Sheila Katz, the CEO of the National Council of Jewish Women, said in a Facebook post, “Some leaders shape institutions. Others shape hearts. Rabbi Moshe Hauer did both.”
“After October 7, we found ourselves advocating side by side at the Department of Education and Department of Justice, in Congress, in the White House, and in the Knesset, determined to show what Jewish unity could look like,” Katz said. “It wasn’t unity for its own sake, but unity in service of the Jewish people, to advocate together for Jewish women, for the Orthodox community, and for all of us. Him, an Orthodox male rabbi. Me, a Reform Jewish progressive woman. Together, we were an unlikely duo that came together to advocate against antisemitism, to promote safety in Israel, and for the return of the hostages.”
“I’m grateful he lived to see all the living hostages come home.
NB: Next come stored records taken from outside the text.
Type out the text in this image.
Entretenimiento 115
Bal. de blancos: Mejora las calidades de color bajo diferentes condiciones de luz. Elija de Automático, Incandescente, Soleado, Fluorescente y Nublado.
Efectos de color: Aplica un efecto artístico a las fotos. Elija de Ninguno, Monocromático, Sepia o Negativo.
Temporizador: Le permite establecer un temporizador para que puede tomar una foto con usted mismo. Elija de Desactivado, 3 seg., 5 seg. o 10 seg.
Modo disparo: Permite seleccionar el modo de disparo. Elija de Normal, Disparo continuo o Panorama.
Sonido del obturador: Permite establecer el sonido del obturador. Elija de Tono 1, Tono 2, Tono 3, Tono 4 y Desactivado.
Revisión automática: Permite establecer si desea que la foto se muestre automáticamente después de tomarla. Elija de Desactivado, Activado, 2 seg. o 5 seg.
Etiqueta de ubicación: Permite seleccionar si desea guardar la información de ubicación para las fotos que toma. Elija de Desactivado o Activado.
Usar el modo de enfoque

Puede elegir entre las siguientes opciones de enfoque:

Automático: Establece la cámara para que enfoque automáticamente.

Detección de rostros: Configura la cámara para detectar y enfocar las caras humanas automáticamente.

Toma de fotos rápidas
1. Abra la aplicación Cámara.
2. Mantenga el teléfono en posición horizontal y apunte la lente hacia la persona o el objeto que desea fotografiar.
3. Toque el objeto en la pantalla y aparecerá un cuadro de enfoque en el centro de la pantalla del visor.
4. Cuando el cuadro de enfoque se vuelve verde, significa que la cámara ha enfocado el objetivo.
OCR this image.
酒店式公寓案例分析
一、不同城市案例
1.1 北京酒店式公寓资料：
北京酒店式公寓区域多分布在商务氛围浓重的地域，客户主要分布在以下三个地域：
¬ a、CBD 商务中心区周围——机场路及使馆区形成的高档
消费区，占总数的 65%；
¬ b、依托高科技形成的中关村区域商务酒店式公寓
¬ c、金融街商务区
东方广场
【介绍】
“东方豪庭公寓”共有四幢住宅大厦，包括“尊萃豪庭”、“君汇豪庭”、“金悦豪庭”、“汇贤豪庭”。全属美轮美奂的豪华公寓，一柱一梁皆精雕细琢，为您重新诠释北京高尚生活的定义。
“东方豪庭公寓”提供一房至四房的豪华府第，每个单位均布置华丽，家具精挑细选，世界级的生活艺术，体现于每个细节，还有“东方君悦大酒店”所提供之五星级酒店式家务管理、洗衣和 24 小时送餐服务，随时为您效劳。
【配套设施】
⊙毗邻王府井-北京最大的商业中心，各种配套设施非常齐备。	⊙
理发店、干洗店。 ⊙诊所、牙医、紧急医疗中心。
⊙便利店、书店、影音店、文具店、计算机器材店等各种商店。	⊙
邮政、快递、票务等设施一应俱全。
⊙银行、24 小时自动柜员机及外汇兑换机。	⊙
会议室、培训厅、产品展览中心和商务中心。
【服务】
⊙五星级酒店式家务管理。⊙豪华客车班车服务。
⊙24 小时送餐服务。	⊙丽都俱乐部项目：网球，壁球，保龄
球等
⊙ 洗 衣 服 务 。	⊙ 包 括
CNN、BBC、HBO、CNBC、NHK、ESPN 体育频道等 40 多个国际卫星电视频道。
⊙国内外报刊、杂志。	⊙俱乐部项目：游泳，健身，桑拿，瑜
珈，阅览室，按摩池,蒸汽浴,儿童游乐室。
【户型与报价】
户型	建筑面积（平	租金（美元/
But I’m heartbroken that we won’t get to be with him for all that’s next, for the rebuilding, the hope, and the unity he modeled so powerfully,” Katz continued. “All we can do is continue to build a better world with love, and with Jewish life and wisdom, to honor the memory of our dear friend, Rabbi Hauer.”
Hauer was ordained at Ner Israel in Maryland and received a graduate degree from Johns Hopkins University.
According to the OU, during his time at Bnai Jacob Shaarei Zion he “was active in local communal leadership in many areas, with an emphasis on education, children-at-risk, and social service organizations serving the Jewish community… led a leadership training program for rabbis and communal leaders, and was a founding editor of the online journal Klal Perspectives.”
eJewishPhilanthropy‘s Judah Ari Gross contributed to this report.